Baumbach and Anderson: A Discussion Prompt

03/24/2010 4:12 PM |


Among fans and critics, and perhaps among devout acolytes as well, writer-directors Wes Anderson and Noah Baumbach are often compared, sometimes conflated, and maybe even occasionally confused. And with good reason. Aside from the fact that they have collaborated on at least a couple projects, they are also both rather young directors whose most ardent followers inhabit similar spheres; they both bend the loose genres in which they work to similar degrees; they share a similar flair for the creative intermingling of comedy and tragedy; and they have both entered an arena of greater mainstream distribution, or at least awareness, at around the same time.

A great deal more could be said about such claims—to further them or, conversely, to tear them to shreds—and a great deal could be done to differentiate between these directors. However, after seeing Baumbach’s Greenberg a couple days ago, I offer the following discussion prompt:

While Anderson and Baumbach share certain thematic and stylistic tendencies, one could perhaps distill their differences by focusing on the subtly contrasting details in one film by each.

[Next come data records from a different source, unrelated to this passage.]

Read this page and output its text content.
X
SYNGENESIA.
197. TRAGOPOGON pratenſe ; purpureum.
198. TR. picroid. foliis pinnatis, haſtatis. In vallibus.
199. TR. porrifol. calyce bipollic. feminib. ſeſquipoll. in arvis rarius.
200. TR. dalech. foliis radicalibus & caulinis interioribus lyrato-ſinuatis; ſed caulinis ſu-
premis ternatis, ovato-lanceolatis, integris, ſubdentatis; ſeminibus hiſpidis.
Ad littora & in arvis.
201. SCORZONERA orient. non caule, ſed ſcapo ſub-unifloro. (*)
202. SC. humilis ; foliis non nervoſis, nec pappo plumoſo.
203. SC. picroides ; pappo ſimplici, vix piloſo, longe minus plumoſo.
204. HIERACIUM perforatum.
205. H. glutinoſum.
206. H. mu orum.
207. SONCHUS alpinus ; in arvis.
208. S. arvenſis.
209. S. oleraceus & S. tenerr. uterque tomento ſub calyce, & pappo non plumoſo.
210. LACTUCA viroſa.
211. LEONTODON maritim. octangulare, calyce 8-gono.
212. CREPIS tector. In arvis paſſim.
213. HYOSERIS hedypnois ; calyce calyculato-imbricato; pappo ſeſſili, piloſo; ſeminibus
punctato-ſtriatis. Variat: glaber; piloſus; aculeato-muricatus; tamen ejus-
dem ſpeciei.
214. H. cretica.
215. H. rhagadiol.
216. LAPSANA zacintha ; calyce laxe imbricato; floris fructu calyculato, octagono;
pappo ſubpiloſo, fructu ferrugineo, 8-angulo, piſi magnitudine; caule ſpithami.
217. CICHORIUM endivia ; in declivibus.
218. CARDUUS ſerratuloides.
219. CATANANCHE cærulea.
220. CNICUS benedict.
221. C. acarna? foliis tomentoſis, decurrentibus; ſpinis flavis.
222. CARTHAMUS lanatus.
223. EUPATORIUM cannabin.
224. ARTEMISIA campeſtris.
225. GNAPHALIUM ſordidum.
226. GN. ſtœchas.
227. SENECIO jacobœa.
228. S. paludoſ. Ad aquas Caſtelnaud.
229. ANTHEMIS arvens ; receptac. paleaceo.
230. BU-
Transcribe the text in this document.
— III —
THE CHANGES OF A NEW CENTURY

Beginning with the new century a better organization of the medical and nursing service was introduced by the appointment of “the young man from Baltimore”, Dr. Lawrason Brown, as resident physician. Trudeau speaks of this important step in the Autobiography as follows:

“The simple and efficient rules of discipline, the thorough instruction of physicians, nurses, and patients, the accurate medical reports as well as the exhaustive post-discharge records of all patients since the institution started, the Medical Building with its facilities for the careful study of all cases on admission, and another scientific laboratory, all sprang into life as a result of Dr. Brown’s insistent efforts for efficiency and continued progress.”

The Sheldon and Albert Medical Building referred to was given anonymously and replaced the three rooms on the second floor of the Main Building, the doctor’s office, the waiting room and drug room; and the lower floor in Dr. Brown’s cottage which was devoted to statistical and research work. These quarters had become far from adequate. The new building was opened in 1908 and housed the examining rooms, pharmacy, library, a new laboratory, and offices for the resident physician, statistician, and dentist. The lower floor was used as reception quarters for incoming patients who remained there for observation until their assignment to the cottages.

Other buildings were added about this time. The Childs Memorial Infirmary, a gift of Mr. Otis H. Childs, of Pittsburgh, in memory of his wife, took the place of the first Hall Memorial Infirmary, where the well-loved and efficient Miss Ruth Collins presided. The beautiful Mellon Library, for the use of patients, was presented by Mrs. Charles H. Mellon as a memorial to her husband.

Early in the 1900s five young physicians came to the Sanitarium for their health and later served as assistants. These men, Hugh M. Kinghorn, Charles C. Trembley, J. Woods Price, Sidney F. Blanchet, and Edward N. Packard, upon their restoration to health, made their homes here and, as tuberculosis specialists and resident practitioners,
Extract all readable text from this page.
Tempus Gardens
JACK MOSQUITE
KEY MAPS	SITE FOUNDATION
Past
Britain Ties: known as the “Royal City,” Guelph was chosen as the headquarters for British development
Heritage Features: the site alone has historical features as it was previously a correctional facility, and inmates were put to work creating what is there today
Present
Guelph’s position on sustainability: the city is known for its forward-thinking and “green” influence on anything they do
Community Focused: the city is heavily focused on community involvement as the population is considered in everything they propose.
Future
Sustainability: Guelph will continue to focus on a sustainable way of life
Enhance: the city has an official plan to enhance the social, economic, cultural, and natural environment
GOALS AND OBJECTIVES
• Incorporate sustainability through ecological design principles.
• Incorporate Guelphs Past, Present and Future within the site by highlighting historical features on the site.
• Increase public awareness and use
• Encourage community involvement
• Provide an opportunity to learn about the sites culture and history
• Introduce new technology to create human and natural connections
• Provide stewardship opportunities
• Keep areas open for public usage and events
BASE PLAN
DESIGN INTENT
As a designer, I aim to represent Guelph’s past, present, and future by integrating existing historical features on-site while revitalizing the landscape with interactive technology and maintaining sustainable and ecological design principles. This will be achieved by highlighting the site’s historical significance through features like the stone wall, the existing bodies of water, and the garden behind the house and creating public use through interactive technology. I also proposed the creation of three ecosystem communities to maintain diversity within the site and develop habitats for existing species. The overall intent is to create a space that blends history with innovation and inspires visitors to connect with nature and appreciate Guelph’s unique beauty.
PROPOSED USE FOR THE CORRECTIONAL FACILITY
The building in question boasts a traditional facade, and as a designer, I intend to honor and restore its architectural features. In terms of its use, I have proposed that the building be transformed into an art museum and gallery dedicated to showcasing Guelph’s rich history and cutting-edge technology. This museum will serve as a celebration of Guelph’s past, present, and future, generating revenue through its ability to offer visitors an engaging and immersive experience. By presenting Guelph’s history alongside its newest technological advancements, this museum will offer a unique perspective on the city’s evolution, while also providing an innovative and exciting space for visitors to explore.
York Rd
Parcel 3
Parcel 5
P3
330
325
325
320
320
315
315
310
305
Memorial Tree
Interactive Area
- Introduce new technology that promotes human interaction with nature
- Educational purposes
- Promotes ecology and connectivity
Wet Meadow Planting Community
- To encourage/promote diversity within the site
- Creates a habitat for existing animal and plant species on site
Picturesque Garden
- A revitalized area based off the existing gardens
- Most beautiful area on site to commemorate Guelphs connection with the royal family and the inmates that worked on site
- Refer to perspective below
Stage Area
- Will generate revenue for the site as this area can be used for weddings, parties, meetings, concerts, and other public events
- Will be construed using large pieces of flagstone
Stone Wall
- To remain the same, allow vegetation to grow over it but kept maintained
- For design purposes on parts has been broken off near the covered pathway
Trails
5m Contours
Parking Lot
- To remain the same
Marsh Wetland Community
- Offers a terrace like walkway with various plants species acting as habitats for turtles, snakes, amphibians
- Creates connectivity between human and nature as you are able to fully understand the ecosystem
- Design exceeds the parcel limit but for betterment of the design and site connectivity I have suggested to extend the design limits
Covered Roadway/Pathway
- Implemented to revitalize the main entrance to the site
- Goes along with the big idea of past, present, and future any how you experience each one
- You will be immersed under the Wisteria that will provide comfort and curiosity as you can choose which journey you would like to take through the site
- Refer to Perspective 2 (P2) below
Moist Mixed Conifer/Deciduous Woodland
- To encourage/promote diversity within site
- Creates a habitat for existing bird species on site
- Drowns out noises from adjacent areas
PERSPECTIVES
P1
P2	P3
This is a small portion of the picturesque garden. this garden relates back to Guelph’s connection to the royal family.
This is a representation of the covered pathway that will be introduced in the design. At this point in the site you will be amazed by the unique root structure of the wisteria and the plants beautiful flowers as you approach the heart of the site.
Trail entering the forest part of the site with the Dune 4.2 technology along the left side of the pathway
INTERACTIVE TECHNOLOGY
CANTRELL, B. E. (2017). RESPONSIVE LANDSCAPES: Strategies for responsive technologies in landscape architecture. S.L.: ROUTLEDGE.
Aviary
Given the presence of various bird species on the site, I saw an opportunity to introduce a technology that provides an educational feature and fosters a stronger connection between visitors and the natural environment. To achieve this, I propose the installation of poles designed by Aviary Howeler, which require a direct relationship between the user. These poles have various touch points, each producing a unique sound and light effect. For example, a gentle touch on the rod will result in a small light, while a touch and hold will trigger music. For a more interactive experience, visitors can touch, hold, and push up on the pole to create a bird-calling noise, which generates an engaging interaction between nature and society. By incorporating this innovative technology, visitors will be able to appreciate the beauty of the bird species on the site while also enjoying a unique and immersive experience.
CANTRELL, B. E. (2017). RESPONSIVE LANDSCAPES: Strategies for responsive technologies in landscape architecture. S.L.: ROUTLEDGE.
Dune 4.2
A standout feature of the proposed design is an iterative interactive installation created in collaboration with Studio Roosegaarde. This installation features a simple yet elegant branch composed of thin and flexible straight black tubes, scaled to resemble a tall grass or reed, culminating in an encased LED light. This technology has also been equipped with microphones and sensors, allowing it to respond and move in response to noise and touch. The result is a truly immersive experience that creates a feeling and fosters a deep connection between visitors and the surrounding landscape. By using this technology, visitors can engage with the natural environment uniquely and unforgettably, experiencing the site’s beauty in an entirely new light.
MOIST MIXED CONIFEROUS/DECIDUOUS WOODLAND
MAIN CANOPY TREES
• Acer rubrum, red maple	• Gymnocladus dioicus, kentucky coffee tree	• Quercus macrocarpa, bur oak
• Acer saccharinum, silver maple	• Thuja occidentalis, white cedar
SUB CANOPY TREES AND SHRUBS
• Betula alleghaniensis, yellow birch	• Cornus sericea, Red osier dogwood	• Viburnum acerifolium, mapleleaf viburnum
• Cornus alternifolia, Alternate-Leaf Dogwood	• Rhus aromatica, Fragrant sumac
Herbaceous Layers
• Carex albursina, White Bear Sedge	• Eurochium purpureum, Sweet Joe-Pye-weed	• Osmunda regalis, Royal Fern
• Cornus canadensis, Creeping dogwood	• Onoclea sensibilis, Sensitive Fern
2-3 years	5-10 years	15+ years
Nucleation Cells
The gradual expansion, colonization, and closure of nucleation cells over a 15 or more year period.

Namely, Anderson’s Bottle Rocket opens with a young man being released (and feigning escape) from a mental institution, giving way to a sort of quirky, comedic pseudo-tragedy, while Baumbach’s Greenberg opens with a not-quite-so-young man being released from a mental institution, giving way to a somewhat less quirky and somewhat more dramatic tragicomedy.


3 Comment

  • Well, both filmmakers have taken as their subject the often difficult relationship between (self-considered or objectively) exceptional/sensitive/creative people and the real world. (For this reason, they make sense as collaborators.)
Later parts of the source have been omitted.